Week Four Back Home/ Week 5 Post Op Another milestone ticked off. I am now walking further with more challenging terrain included. Am up to nearly 3 miles a day now… sometimes more, sometimes less. I find I have had days where I felt I could do loads and then overdid things and it took two days to recover my strength. It really does seem to be all about pacing yourself and listening to your body. I still find an hour’s sleep in the afternoon pays dividends.
Had a visit from another of my former work colleagues. These visits from friends really brighten my day.
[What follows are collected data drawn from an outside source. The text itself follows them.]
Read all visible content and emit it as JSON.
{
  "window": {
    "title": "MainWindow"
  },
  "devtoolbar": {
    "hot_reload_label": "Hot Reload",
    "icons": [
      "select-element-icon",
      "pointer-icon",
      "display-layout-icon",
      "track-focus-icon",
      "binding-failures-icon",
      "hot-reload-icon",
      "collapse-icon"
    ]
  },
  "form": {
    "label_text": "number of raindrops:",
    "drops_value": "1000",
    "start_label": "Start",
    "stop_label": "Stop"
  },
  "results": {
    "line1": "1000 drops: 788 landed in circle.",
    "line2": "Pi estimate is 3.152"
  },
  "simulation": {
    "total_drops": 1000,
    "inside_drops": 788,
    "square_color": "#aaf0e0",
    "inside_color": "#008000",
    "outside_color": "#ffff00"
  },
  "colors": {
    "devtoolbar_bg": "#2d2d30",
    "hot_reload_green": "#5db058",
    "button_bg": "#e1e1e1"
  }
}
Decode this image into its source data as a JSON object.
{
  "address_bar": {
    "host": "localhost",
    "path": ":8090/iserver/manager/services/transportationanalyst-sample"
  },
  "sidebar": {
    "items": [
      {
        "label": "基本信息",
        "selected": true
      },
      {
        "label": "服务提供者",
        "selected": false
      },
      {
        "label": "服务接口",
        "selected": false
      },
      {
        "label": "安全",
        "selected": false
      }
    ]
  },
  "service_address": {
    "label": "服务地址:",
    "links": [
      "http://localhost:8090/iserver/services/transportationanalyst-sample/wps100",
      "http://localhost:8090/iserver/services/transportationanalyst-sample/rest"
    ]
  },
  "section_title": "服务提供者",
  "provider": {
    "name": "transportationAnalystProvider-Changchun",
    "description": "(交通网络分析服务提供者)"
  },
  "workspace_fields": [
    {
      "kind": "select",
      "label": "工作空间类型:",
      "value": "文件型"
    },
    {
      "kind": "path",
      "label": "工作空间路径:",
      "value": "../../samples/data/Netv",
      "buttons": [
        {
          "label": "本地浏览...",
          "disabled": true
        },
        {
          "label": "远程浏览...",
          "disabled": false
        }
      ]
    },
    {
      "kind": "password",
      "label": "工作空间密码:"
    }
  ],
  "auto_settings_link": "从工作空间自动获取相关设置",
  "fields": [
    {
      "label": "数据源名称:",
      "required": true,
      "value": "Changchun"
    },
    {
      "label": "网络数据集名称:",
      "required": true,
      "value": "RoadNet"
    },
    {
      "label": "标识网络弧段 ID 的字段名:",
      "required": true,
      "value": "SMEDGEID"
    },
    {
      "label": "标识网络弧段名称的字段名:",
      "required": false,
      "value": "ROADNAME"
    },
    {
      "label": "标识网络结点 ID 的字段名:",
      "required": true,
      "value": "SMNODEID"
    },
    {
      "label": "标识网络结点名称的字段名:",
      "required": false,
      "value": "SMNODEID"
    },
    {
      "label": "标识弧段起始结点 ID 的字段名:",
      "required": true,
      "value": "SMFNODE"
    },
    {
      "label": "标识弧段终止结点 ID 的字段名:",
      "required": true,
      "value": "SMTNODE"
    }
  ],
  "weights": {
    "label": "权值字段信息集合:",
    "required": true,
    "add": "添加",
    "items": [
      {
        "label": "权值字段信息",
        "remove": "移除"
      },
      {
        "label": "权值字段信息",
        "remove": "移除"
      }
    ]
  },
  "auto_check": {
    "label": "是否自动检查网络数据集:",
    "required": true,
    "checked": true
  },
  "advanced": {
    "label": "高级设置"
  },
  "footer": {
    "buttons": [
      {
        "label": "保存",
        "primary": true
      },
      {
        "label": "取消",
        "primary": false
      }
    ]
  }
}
A lesson for me for if ever I find myself on the other side of the fence. Been trying to do more but perhaps stretched things a bit as my chest scar has been weeping in a couple of places so have accepted I need to tone things down a bit.
Rang my consultant’s secretary as I still hadn’t heard about my 6 week check-up appointment. Also rang the cardiac rehab nurses as I hadn’t heard from them either. Both rang back within a day. I now have a date in the first week of August for my post-op clinic and it is at my local hospital so that is handy. Also when the cardiac nurses contacted me, they explained my referral hadn’t happened so were very apologetic (despite my sensing it was not their fault) and are getting me seen on the same day as my post-op clinic, so a busy day in August beckons but we are continuing to make progress.
Also saw my GP for a follow up to the blood tests that I repeated a few weeks ago. I am still anaemic and so he very clearly explained the protocols they follow in the case of 61 yr old men like me…basically an urgent 2 week referral for a colonoscopy to check for cancer. However, given I had just had fairly major surgery, been in receipt of all sorts of blood products and suffered some significant bleeding as a result of the operation, we settled on him giving me a rectal examination (no doubt a great start for both our Monday mornings) and me agreeing to do a poo test, start a course of iron tablets and to alert him if there was any notable change in my bowel habits. As we both noted, it would be more than sod’s law to have got to this point with my heart treatment only to find I had cancer. It was a quiet ride home.
Week Five Back Home /Week 6 Post Op The week is about to start and I checked my brilliant advice booklet from BVH. Apparently I should be “doing most of my normal day-to day activities by now. I can also wash and polish the car in stages but must not lift the bucket when it is full of water”. This is clearly advice written by someone who has never washed a car. I can also start ironing again. I feel as though my recovery is almost complete…
Anyway, enough for now… I do hope someone finds this meandering tale of my experiences useful. If you have just been diagnosed as needing a valve replacement or are about to have surgery, I wish you well. As many others have said more eloquently than me, the waiting is the worst part. I am sure you will be in a better place afterwards and be relieved and pleased like many of us who have posted on this site to wear the zipper scar!